Riposa in pace Mirko, dal Campodarsego l’abbraccio a Stefano e alla sua famiglia

Ci sono momenti in cui le parole non bastano, e non basterebbero mai a rappresentare un dolore tanto grande. Ci sono momenti in cui, purtroppo, è anche difficile già di per sè trovare le giuste le parole.
La morte di Mirko Pelizzer lascia un vuoto enorme, e un dolore nel cuore di tutti che sarà impossibile cancellare. Mirko aveva compiuto 26 anni domenica, in quella stanza d’ospedale nella quale lottava strenuamente dopo il malore che l’aveva colto su un campo di calcio, sul suo campo di calcio, quello della Telemar San Paolo. Ha lottato per giorni nell’affetto dei genitori, Manuela ed Eliseo, dei fratelli, Luca e Stefano, degli amici e dei compagni di squadra che non l’hanno mai abbandonato. Ma ieri sera, purtroppo, si è arreso nella sua partita più importante, quella della vita.

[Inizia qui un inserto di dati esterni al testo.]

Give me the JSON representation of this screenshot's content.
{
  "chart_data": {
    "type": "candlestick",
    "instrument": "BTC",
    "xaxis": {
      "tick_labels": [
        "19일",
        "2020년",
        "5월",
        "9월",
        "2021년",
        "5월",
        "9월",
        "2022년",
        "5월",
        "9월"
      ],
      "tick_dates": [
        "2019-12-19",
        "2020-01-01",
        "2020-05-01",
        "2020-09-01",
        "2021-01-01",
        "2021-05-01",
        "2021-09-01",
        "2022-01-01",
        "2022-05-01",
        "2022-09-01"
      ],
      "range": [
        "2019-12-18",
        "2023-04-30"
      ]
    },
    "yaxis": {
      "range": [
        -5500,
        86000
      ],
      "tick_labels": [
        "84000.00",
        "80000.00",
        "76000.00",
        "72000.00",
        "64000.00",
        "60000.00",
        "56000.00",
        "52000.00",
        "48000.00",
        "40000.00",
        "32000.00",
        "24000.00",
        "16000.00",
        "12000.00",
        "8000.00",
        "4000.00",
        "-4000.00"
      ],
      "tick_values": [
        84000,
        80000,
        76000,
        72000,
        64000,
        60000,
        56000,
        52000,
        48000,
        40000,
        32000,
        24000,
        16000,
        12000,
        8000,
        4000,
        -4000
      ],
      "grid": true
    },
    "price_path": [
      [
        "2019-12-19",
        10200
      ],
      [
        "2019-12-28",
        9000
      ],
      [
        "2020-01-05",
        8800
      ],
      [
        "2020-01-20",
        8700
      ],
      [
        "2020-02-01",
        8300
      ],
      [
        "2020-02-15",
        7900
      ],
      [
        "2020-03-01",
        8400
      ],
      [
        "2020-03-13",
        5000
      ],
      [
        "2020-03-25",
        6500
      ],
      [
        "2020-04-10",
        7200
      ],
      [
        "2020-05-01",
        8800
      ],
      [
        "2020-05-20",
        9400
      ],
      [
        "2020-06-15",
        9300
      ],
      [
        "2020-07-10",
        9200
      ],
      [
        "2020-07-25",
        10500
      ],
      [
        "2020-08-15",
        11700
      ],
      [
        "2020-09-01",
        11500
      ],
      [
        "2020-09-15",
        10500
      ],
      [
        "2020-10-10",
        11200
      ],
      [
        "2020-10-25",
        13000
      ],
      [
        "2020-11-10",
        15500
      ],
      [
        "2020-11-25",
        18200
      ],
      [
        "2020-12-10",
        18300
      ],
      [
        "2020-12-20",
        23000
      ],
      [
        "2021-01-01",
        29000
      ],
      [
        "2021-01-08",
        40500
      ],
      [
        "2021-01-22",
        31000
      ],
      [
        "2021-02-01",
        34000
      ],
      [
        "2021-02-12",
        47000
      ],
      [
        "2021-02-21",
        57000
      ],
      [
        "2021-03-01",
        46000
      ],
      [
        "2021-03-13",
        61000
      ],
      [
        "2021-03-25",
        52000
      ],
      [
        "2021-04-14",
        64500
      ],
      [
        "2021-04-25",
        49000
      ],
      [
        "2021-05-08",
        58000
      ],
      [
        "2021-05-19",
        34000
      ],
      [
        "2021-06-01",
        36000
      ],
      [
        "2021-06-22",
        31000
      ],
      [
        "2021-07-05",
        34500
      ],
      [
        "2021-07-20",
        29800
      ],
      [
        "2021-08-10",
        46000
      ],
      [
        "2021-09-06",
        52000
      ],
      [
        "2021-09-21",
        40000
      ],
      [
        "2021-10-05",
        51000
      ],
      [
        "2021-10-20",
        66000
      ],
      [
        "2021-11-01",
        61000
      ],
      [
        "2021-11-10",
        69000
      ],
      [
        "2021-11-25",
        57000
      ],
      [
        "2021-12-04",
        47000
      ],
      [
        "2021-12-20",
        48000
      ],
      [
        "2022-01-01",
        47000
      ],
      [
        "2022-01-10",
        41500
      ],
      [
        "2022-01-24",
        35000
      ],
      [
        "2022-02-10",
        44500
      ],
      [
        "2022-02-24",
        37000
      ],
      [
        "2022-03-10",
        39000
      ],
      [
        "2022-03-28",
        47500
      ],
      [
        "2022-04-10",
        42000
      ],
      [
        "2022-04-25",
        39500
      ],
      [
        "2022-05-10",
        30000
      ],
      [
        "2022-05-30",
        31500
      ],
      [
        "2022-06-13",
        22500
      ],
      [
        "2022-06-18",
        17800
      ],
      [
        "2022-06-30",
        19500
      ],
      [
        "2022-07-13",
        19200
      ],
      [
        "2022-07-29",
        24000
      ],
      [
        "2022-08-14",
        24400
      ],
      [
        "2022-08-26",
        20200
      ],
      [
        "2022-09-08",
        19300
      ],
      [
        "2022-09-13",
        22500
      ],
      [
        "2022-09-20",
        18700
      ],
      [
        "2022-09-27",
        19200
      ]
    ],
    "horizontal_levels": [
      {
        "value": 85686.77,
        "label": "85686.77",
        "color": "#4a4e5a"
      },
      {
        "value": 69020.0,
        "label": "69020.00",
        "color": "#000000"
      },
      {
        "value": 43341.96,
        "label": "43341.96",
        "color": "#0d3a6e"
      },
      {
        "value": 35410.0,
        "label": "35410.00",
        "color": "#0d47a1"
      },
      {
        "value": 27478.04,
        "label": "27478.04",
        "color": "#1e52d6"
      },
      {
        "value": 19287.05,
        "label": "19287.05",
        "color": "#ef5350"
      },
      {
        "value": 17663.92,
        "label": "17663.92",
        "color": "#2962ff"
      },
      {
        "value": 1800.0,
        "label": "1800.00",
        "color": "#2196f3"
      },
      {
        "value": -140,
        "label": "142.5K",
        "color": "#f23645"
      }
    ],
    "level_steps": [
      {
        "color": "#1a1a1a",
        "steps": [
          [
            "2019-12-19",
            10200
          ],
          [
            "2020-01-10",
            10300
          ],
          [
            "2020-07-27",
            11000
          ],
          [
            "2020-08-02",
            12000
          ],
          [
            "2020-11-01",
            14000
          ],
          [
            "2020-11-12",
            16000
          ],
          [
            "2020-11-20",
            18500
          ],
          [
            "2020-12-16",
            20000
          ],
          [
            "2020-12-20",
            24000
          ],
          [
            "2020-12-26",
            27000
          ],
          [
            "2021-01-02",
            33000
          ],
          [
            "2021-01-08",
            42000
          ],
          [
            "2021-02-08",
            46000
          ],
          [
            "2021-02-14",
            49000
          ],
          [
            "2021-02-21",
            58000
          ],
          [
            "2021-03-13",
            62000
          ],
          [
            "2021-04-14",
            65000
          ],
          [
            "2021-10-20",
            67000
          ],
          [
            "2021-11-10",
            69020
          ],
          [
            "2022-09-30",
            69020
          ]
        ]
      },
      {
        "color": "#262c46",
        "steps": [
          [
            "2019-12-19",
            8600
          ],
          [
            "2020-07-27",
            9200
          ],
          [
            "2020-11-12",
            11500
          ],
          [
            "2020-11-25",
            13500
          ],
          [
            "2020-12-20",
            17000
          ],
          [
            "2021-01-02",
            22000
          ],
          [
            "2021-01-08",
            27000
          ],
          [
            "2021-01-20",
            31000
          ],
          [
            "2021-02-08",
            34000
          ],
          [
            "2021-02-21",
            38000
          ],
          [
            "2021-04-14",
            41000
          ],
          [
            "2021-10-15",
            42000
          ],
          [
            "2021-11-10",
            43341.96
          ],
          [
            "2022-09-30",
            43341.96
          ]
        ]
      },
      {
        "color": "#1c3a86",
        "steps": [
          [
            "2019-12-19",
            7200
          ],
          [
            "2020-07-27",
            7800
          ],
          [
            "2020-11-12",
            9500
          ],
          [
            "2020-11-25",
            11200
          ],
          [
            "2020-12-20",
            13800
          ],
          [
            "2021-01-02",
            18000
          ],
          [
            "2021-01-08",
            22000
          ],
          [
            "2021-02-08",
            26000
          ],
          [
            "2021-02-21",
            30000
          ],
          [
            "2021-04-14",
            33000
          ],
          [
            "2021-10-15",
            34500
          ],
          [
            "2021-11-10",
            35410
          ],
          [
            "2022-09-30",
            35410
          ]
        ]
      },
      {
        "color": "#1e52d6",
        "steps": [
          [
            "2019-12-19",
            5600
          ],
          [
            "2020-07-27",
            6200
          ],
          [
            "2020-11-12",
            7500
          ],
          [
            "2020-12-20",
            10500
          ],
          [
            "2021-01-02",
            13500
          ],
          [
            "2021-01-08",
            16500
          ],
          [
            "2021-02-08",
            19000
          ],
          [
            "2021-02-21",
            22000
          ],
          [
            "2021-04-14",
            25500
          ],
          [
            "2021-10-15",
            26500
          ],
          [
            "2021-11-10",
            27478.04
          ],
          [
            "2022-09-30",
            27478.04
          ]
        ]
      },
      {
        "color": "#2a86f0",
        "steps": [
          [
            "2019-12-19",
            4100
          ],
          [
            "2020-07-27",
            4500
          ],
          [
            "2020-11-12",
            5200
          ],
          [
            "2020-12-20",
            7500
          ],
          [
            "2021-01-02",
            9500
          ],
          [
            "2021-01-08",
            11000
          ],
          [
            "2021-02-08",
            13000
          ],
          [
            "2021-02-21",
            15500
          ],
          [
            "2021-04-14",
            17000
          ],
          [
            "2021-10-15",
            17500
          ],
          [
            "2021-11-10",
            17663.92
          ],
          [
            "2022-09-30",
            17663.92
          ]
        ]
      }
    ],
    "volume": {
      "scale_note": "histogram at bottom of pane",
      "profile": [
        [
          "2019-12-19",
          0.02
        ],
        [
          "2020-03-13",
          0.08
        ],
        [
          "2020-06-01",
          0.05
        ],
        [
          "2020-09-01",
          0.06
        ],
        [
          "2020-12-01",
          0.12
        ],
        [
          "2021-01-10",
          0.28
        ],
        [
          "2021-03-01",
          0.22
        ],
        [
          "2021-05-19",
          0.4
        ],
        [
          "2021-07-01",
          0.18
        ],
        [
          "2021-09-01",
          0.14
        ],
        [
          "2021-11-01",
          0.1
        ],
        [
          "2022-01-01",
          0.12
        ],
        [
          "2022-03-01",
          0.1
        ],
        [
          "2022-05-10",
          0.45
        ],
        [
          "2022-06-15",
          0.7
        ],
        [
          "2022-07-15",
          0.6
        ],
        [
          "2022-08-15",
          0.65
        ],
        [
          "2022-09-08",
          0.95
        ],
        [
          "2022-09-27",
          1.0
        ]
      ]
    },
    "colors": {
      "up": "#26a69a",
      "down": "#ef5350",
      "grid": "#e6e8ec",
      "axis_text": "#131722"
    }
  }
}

Mirko Pelizzer era il fratello di Stefano, un amico vero, un ragazzo che per due stagioni ha vestito la maglia del Campodarsego incarnandone lo spirito come pochi altri. Ma questo non è importante, la cosa più difficile è trovare le parole per descrivere il dolore che si prova quando ci lascia un ragazzo che aveva tutta la vita davanti. Ma è anche per questo che in questa giornata, così triste e così dolorosa, la società non sa darsi pace per una tragedia inspiegabile. Insieme ad un’umanità unica, e ad una grande amicizia, proprio il calcio è ciò che ci aveva legato a Stefano e alla sua famiglia. E si fa fatica, oggi, ad accettare che proprio su un campo di calcio sia stata strappata la giovane vita di Mirko.
A Stefano e a tutta la sua famiglia, tutto il Campodarsego Calcio si stringe oggi in un momento di vuoto e di immenso dolore.
Così il Presidente, Daniele Pagin: “Non ho dubbi che come Stefano, Mirko fosse un ragazzo eccezionale. Non ci sono tante parole in questi momenti. Voglio fare le mie più sincere condoglianze a tutta la famiglia, quando succede una cosa simile il dolore è immenso e il nostro affetto verso Stefano e la sua famiglia è unanime. Questa notizia mi lascia davvero incredulo, faccio davvero fatica a trovare le parole: mi sento solo di mandare un forte abbraccio a Stefano e ai suoi genitori”.
Continua Maurizio Bedin, attuale responsabile del Settore Giovanile del Campodarsego, e già compagno di squadra di Stefano in maglia biancorossa: “Sono eventi a cui non si vorrebbe credere, è difficile trovare le parole in momenti come questo. A Stefano, mi sento di dire solo una cosa: reagisci a questo momento con lo stesso carattere che hai sempre messo sul campo. Ti sono vicino, e come Campodarsego tutti, oggi, ci stringiamo a te”.